On Sun, 30 Oct 2005 17:59:39 -0600 Rob Landley wrote:
> On Sunday 30 October 2005 16:36, Linus Torvalds wrote:
>
> > > Is this a viable option?
> >
> > No.
> >
> > There is no "ordering" in a distributed environment. We have things
> > happening in parallel, adn you can't really linearize the patches.
>
> To clarify my thinking:
>
> It doesn't matter what the ordering is, as long as A) the patches are
> separated somehow, B) the resulting kernel from applying any initial subset
> (patches 1-X in the series) has some reasonable chance to build and work.
>
> Any arbitrary order is theoretically fine for (A). Alphabetical by msgid or
> sha1sum. Or the order they appear in the changelog.
>
> It's (B) that's the tricky bit, but not an insoluble problem. "The order
> Linux imported them into his tree" might give that.
>
> > The closest you can get is "git bisect", which does the right thing.
>
> Ok, so we've already got an order, whatever order git bisect puts them in.

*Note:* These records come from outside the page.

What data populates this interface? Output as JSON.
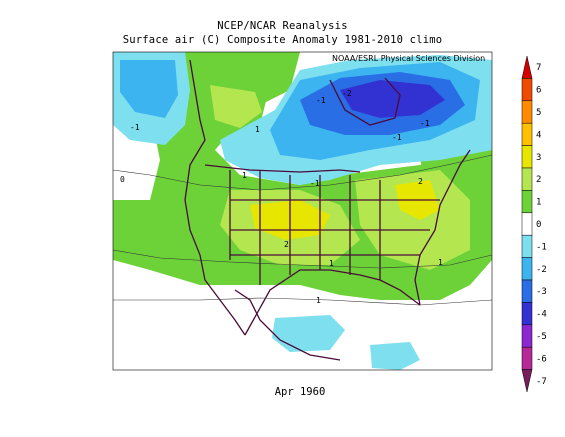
{
  "header": {
    "title_line1": "NCEP/NCAR Reanalysis",
    "title_line2": "Surface air (C) Composite Anomaly 1981-2010 climo",
    "credit": "NOAA/ESRL Physical Sciences Division"
  },
  "footer": {
    "date_label": "Apr 1960"
  },
  "colorbar": {
    "labels": [
      "7",
      "6",
      "5",
      "4",
      "3",
      "2",
      "1",
      "0",
      "-1",
      "-2",
      "-3",
      "-4",
      "-5",
      "-6",
      "-7"
    ],
    "colors": [
      "#d40000",
      "#f04a00",
      "#ff8c00",
      "#ffc000",
      "#e6e600",
      "#b4e650",
      "#6cd238",
      "#ffffff",
      "#7ee0ee",
      "#3cb4f0",
      "#2a6ee6",
      "#3232d2",
      "#8c28d2",
      "#b4289a",
      "#781e5a"
    ]
  },
  "contour_labels": [
    "-1",
    "-1",
    "-1",
    "-1",
    "-2",
    "1",
    "1",
    "-1",
    "0",
    "2",
    "1",
    "1",
    "2",
    "1"
  ],
  "colors": {
    "background_zero": "#ffffff",
    "light_green": "#6cd238",
    "yellow_green": "#b4e650",
    "yellow": "#e6e600",
    "cyan": "#7ee0ee",
    "light_blue": "#3cb4f0",
    "blue": "#2a6ee6",
    "dark_blue": "#3232d2",
    "boundary": "#4a0a3a"
  }
}
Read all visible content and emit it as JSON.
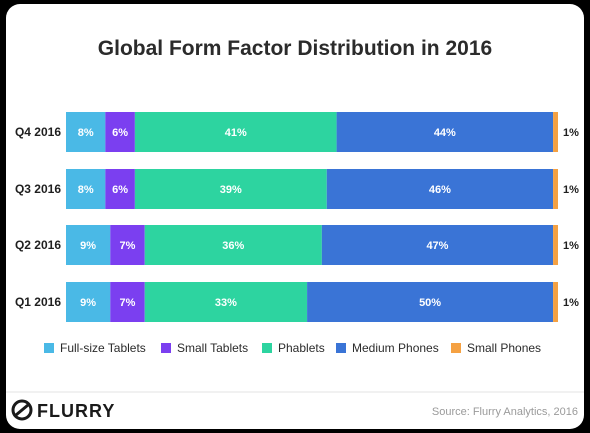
{
  "colors": {
    "Full-size Tablets": "#4ab9e6",
    "Small Tablets": "#7b3ff0",
    "Phablets": "#2dd4a0",
    "Medium Phones": "#3a74d6",
    "Small Phones": "#f5a142"
  },
  "logo": {
    "text": "FLURRY",
    "icon": "flurry-logo-icon"
  },
  "source": "Source: Flurry Analytics, 2016",
  "chart_data": {
    "type": "bar",
    "orientation": "horizontal",
    "stacked": true,
    "title": "Global Form Factor Distribution in 2016",
    "categories": [
      "Q4 2016",
      "Q3 2016",
      "Q2 2016",
      "Q1 2016"
    ],
    "series": [
      {
        "name": "Full-size Tablets",
        "values": [
          8,
          8,
          9,
          9
        ],
        "labels": [
          "8%",
          "8%",
          "9%",
          "9%"
        ]
      },
      {
        "name": "Small Tablets",
        "values": [
          6,
          6,
          7,
          7
        ],
        "labels": [
          "6%",
          "6%",
          "7%",
          "7%"
        ]
      },
      {
        "name": "Phablets",
        "values": [
          41,
          39,
          36,
          33
        ],
        "labels": [
          "41%",
          "39%",
          "36%",
          "33%"
        ]
      },
      {
        "name": "Medium Phones",
        "values": [
          44,
          46,
          47,
          50
        ],
        "labels": [
          "44%",
          "46%",
          "47%",
          "50%"
        ]
      },
      {
        "name": "Small Phones",
        "values": [
          1,
          1,
          1,
          1
        ],
        "labels": [
          "1%",
          "1%",
          "1%",
          "1%"
        ]
      }
    ],
    "xlim": [
      0,
      100
    ],
    "grid": false,
    "legend": "bottom"
  }
}
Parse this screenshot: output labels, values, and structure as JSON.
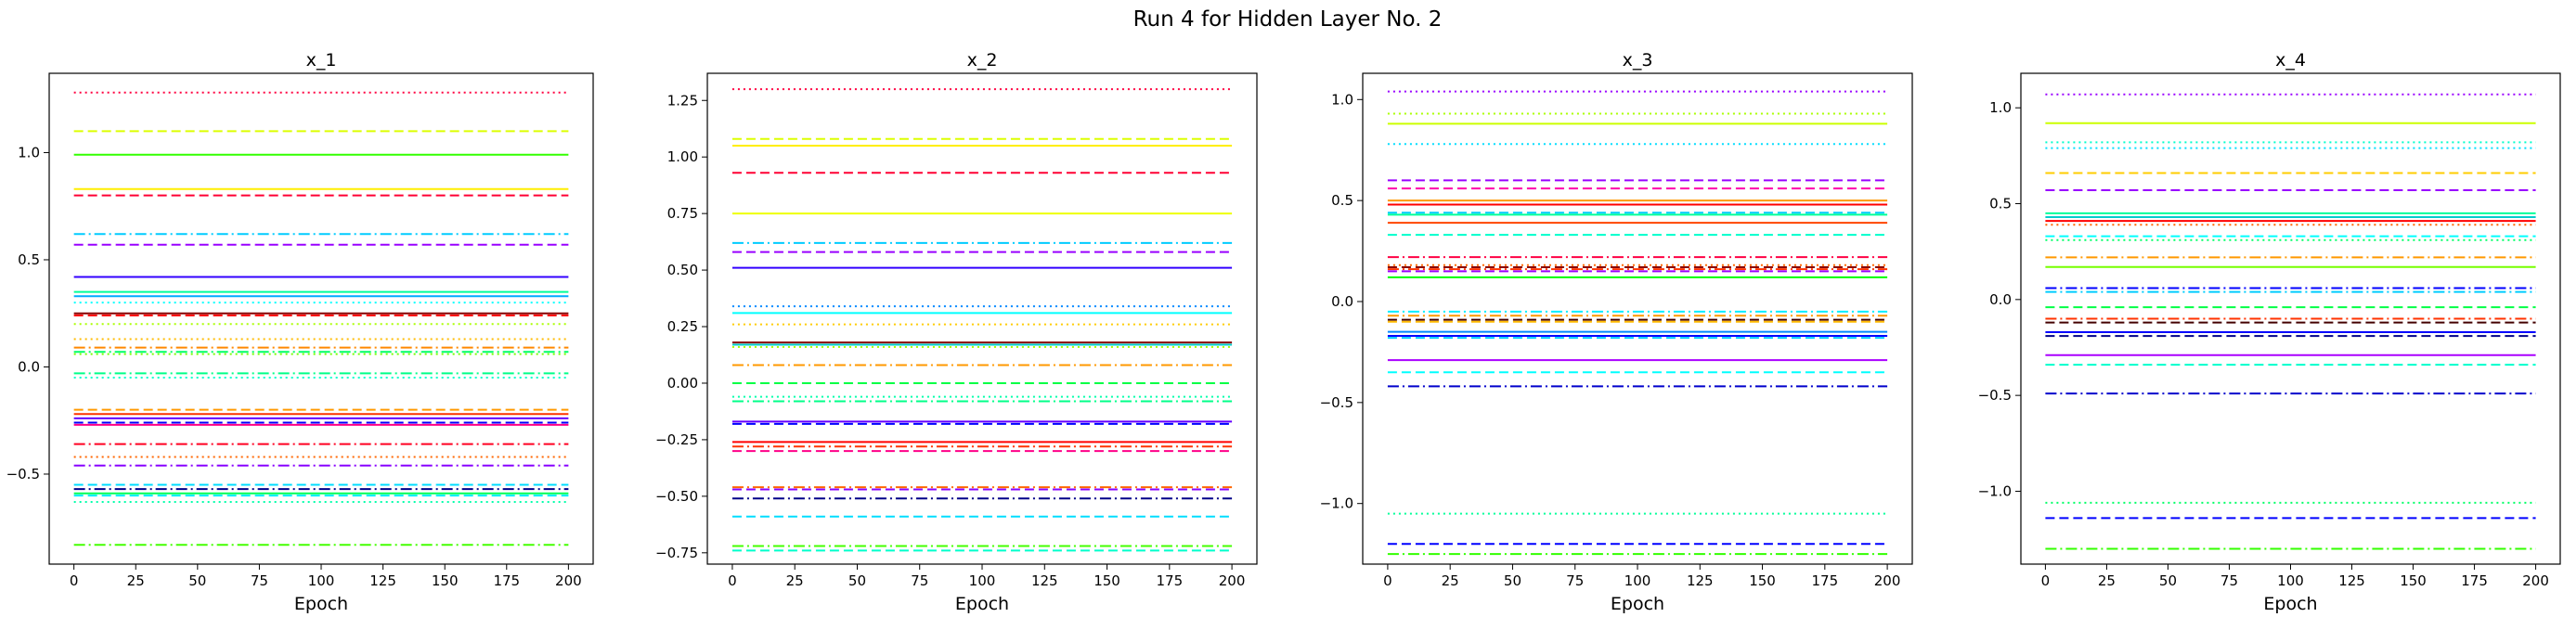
{
  "figure": {
    "title": "Run 4 for Hidden Layer No. 2"
  },
  "chart_data": [
    {
      "type": "line",
      "title": "x_1",
      "xlabel": "Epoch",
      "ylabel": "",
      "xlim": [
        -10,
        210
      ],
      "ylim": [
        -0.92,
        1.37
      ],
      "xticks": [
        0,
        25,
        50,
        75,
        100,
        125,
        150,
        175,
        200
      ],
      "yticks": [
        -0.5,
        0.0,
        0.5,
        1.0
      ],
      "ytick_labels": [
        "−0.5",
        "0.0",
        "0.5",
        "1.0"
      ],
      "grid": false,
      "x": [
        0,
        200
      ],
      "series": [
        {
          "value": 1.28,
          "color": "#ff0040",
          "style": "dotted"
        },
        {
          "value": 1.1,
          "color": "#ddff00",
          "style": "dashed"
        },
        {
          "value": 0.99,
          "color": "#33ff00",
          "style": "solid"
        },
        {
          "value": 0.83,
          "color": "#ffee00",
          "style": "solid"
        },
        {
          "value": 0.8,
          "color": "#ff0033",
          "style": "dashed"
        },
        {
          "value": 0.62,
          "color": "#00ccff",
          "style": "dashdot"
        },
        {
          "value": 0.57,
          "color": "#9900ff",
          "style": "dashed"
        },
        {
          "value": 0.42,
          "color": "#3300ff",
          "style": "solid"
        },
        {
          "value": 0.35,
          "color": "#00ff99",
          "style": "solid"
        },
        {
          "value": 0.33,
          "color": "#00aaff",
          "style": "solid"
        },
        {
          "value": 0.3,
          "color": "#00ffff",
          "style": "dotted"
        },
        {
          "value": 0.25,
          "color": "#880000",
          "style": "solid"
        },
        {
          "value": 0.24,
          "color": "#ff0000",
          "style": "dashed"
        },
        {
          "value": 0.2,
          "color": "#aaff00",
          "style": "dotted"
        },
        {
          "value": 0.13,
          "color": "#ffbb00",
          "style": "dotted"
        },
        {
          "value": 0.09,
          "color": "#ff8800",
          "style": "dashdot"
        },
        {
          "value": 0.07,
          "color": "#00ff66",
          "style": "dashdot"
        },
        {
          "value": 0.06,
          "color": "#77ff00",
          "style": "dotted"
        },
        {
          "value": -0.03,
          "color": "#00ff88",
          "style": "dashdot"
        },
        {
          "value": -0.05,
          "color": "#00ffcc",
          "style": "dotted"
        },
        {
          "value": -0.2,
          "color": "#ff9900",
          "style": "dashed"
        },
        {
          "value": -0.22,
          "color": "#ff3300",
          "style": "solid"
        },
        {
          "value": -0.24,
          "color": "#6600ff",
          "style": "solid"
        },
        {
          "value": -0.26,
          "color": "#0000ff",
          "style": "dashed"
        },
        {
          "value": -0.27,
          "color": "#ff0088",
          "style": "solid"
        },
        {
          "value": -0.36,
          "color": "#ff0022",
          "style": "dashdot"
        },
        {
          "value": -0.42,
          "color": "#ff6600",
          "style": "dotted"
        },
        {
          "value": -0.46,
          "color": "#8800ff",
          "style": "dashdot"
        },
        {
          "value": -0.55,
          "color": "#00ddff",
          "style": "dashed"
        },
        {
          "value": -0.57,
          "color": "#000088",
          "style": "dashdot"
        },
        {
          "value": -0.59,
          "color": "#00ff55",
          "style": "solid"
        },
        {
          "value": -0.6,
          "color": "#00eeff",
          "style": "dashed"
        },
        {
          "value": -0.63,
          "color": "#00ffaa",
          "style": "dotted"
        },
        {
          "value": -0.83,
          "color": "#44ff00",
          "style": "dashdot"
        }
      ]
    },
    {
      "type": "line",
      "title": "x_2",
      "xlabel": "Epoch",
      "ylabel": "",
      "xlim": [
        -10,
        210
      ],
      "ylim": [
        -0.8,
        1.37
      ],
      "xticks": [
        0,
        25,
        50,
        75,
        100,
        125,
        150,
        175,
        200
      ],
      "yticks": [
        -0.75,
        -0.5,
        -0.25,
        0.0,
        0.25,
        0.5,
        0.75,
        1.0,
        1.25
      ],
      "ytick_labels": [
        "−0.75",
        "−0.50",
        "−0.25",
        "0.00",
        "0.25",
        "0.50",
        "0.75",
        "1.00",
        "1.25"
      ],
      "grid": false,
      "x": [
        0,
        200
      ],
      "series": [
        {
          "value": 1.3,
          "color": "#ff0040",
          "style": "dotted"
        },
        {
          "value": 1.08,
          "color": "#ddff00",
          "style": "dashed"
        },
        {
          "value": 1.05,
          "color": "#ffee00",
          "style": "solid"
        },
        {
          "value": 0.93,
          "color": "#ff0033",
          "style": "dashed"
        },
        {
          "value": 0.75,
          "color": "#eeff00",
          "style": "solid"
        },
        {
          "value": 0.62,
          "color": "#00ccff",
          "style": "dashdot"
        },
        {
          "value": 0.58,
          "color": "#9900ff",
          "style": "dashed"
        },
        {
          "value": 0.51,
          "color": "#3300ff",
          "style": "solid"
        },
        {
          "value": 0.34,
          "color": "#0088ff",
          "style": "dotted"
        },
        {
          "value": 0.31,
          "color": "#00ffff",
          "style": "solid"
        },
        {
          "value": 0.26,
          "color": "#ffcc00",
          "style": "dotted"
        },
        {
          "value": 0.18,
          "color": "#880000",
          "style": "solid"
        },
        {
          "value": 0.17,
          "color": "#00cccc",
          "style": "solid"
        },
        {
          "value": 0.16,
          "color": "#aaff00",
          "style": "dotted"
        },
        {
          "value": 0.08,
          "color": "#ff9900",
          "style": "dashdot"
        },
        {
          "value": 0.0,
          "color": "#00ff44",
          "style": "dashed"
        },
        {
          "value": -0.06,
          "color": "#00ffaa",
          "style": "dotted"
        },
        {
          "value": -0.08,
          "color": "#00ff88",
          "style": "dashdot"
        },
        {
          "value": -0.17,
          "color": "#6600ff",
          "style": "solid"
        },
        {
          "value": -0.18,
          "color": "#0000ff",
          "style": "dashed"
        },
        {
          "value": -0.26,
          "color": "#ff0000",
          "style": "solid"
        },
        {
          "value": -0.28,
          "color": "#ff3300",
          "style": "dashdot"
        },
        {
          "value": -0.3,
          "color": "#ff0088",
          "style": "dashed"
        },
        {
          "value": -0.46,
          "color": "#ff6600",
          "style": "dashdot"
        },
        {
          "value": -0.47,
          "color": "#8800ff",
          "style": "dashed"
        },
        {
          "value": -0.51,
          "color": "#000088",
          "style": "dashdot"
        },
        {
          "value": -0.59,
          "color": "#00ddff",
          "style": "dashed"
        },
        {
          "value": -0.72,
          "color": "#44ff00",
          "style": "dashdot"
        },
        {
          "value": -0.74,
          "color": "#00ffcc",
          "style": "dashed"
        }
      ]
    },
    {
      "type": "line",
      "title": "x_3",
      "xlabel": "Epoch",
      "ylabel": "",
      "xlim": [
        -10,
        210
      ],
      "ylim": [
        -1.3,
        1.13
      ],
      "xticks": [
        0,
        25,
        50,
        75,
        100,
        125,
        150,
        175,
        200
      ],
      "yticks": [
        -1.0,
        -0.5,
        0.0,
        0.5,
        1.0
      ],
      "ytick_labels": [
        "−1.0",
        "−0.5",
        "0.0",
        "0.5",
        "1.0"
      ],
      "grid": false,
      "x": [
        0,
        200
      ],
      "series": [
        {
          "value": 1.04,
          "color": "#9900ff",
          "style": "dotted"
        },
        {
          "value": 0.93,
          "color": "#aaff00",
          "style": "dotted"
        },
        {
          "value": 0.88,
          "color": "#ccff00",
          "style": "solid"
        },
        {
          "value": 0.78,
          "color": "#00ddff",
          "style": "dotted"
        },
        {
          "value": 0.6,
          "color": "#9900ff",
          "style": "dashed"
        },
        {
          "value": 0.56,
          "color": "#ff00aa",
          "style": "dashed"
        },
        {
          "value": 0.5,
          "color": "#ff9900",
          "style": "solid"
        },
        {
          "value": 0.48,
          "color": "#ff0000",
          "style": "solid"
        },
        {
          "value": 0.44,
          "color": "#00ccff",
          "style": "dashed"
        },
        {
          "value": 0.43,
          "color": "#00ff99",
          "style": "solid"
        },
        {
          "value": 0.39,
          "color": "#ff4400",
          "style": "solid"
        },
        {
          "value": 0.33,
          "color": "#00ffcc",
          "style": "dashed"
        },
        {
          "value": 0.22,
          "color": "#ff0044",
          "style": "dashdot"
        },
        {
          "value": 0.18,
          "color": "#ff6600",
          "style": "dotted"
        },
        {
          "value": 0.17,
          "color": "#880000",
          "style": "dashed"
        },
        {
          "value": 0.16,
          "color": "#ff3300",
          "style": "dashdot"
        },
        {
          "value": 0.15,
          "color": "#9900ff",
          "style": "dashed"
        },
        {
          "value": 0.12,
          "color": "#00ff00",
          "style": "solid"
        },
        {
          "value": -0.05,
          "color": "#00eeff",
          "style": "dashdot"
        },
        {
          "value": -0.07,
          "color": "#ff9900",
          "style": "dashdot"
        },
        {
          "value": -0.09,
          "color": "#440000",
          "style": "dashed"
        },
        {
          "value": -0.1,
          "color": "#ffbb00",
          "style": "dashed"
        },
        {
          "value": -0.15,
          "color": "#0088ff",
          "style": "solid"
        },
        {
          "value": -0.17,
          "color": "#0000ff",
          "style": "solid"
        },
        {
          "value": -0.18,
          "color": "#00ccff",
          "style": "dashed"
        },
        {
          "value": -0.29,
          "color": "#aa00ff",
          "style": "solid"
        },
        {
          "value": -0.35,
          "color": "#00ffff",
          "style": "dashed"
        },
        {
          "value": -0.42,
          "color": "#0000cc",
          "style": "dashdot"
        },
        {
          "value": -1.05,
          "color": "#00ff99",
          "style": "dotted"
        },
        {
          "value": -1.2,
          "color": "#0000ff",
          "style": "dashed"
        },
        {
          "value": -1.25,
          "color": "#33ff00",
          "style": "dashdot"
        }
      ]
    },
    {
      "type": "line",
      "title": "x_4",
      "xlabel": "Epoch",
      "ylabel": "",
      "xlim": [
        -10,
        210
      ],
      "ylim": [
        -1.38,
        1.18
      ],
      "xticks": [
        0,
        25,
        50,
        75,
        100,
        125,
        150,
        175,
        200
      ],
      "yticks": [
        -1.0,
        -0.5,
        0.0,
        0.5,
        1.0
      ],
      "ytick_labels": [
        "−1.0",
        "−0.5",
        "0.0",
        "0.5",
        "1.0"
      ],
      "grid": false,
      "x": [
        0,
        200
      ],
      "series": [
        {
          "value": 1.07,
          "color": "#9900ff",
          "style": "dotted"
        },
        {
          "value": 0.92,
          "color": "#ccff00",
          "style": "solid"
        },
        {
          "value": 0.82,
          "color": "#00ffcc",
          "style": "dotted"
        },
        {
          "value": 0.79,
          "color": "#00ddff",
          "style": "dotted"
        },
        {
          "value": 0.66,
          "color": "#ffcc00",
          "style": "dashed"
        },
        {
          "value": 0.57,
          "color": "#9900ff",
          "style": "dashed"
        },
        {
          "value": 0.45,
          "color": "#00ff99",
          "style": "solid"
        },
        {
          "value": 0.43,
          "color": "#00cccc",
          "style": "solid"
        },
        {
          "value": 0.41,
          "color": "#ff0000",
          "style": "solid"
        },
        {
          "value": 0.39,
          "color": "#ff6600",
          "style": "dotted"
        },
        {
          "value": 0.33,
          "color": "#00ffff",
          "style": "dashed"
        },
        {
          "value": 0.31,
          "color": "#00ff66",
          "style": "dotted"
        },
        {
          "value": 0.22,
          "color": "#ff9900",
          "style": "dashdot"
        },
        {
          "value": 0.17,
          "color": "#77ff00",
          "style": "solid"
        },
        {
          "value": 0.06,
          "color": "#0000ff",
          "style": "dashdot"
        },
        {
          "value": 0.04,
          "color": "#00ccff",
          "style": "dashdot"
        },
        {
          "value": -0.04,
          "color": "#00ff44",
          "style": "dashed"
        },
        {
          "value": -0.1,
          "color": "#ff3300",
          "style": "dashdot"
        },
        {
          "value": -0.12,
          "color": "#440000",
          "style": "dashed"
        },
        {
          "value": -0.17,
          "color": "#0000ff",
          "style": "solid"
        },
        {
          "value": -0.19,
          "color": "#000088",
          "style": "dashed"
        },
        {
          "value": -0.29,
          "color": "#aa00ff",
          "style": "solid"
        },
        {
          "value": -0.34,
          "color": "#00ffcc",
          "style": "dashed"
        },
        {
          "value": -0.49,
          "color": "#0000cc",
          "style": "dashdot"
        },
        {
          "value": -1.06,
          "color": "#00ff66",
          "style": "dotted"
        },
        {
          "value": -1.14,
          "color": "#0000ff",
          "style": "dashed"
        },
        {
          "value": -1.3,
          "color": "#33ff00",
          "style": "dashdot"
        }
      ]
    }
  ]
}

> (It doesn't have to be stable between releases, just a snapshot in time of a
> set of individual patches which, cumulatively applied,would have the same
> effect as the big rc1->rc2 diffs we've been getting.)
>
> It doesn't sound like it would be _too_ hard to abuse the "git bisect"
> mechanism to work out each possible bisection point between -rc1 and -rc1,
> and if that can be done why can't it spit out the individual patches (with
> descriptions) and cat them together?
>
> Why wouldn't this work?
Why isn't there a linus.git ordering? that can be made to work.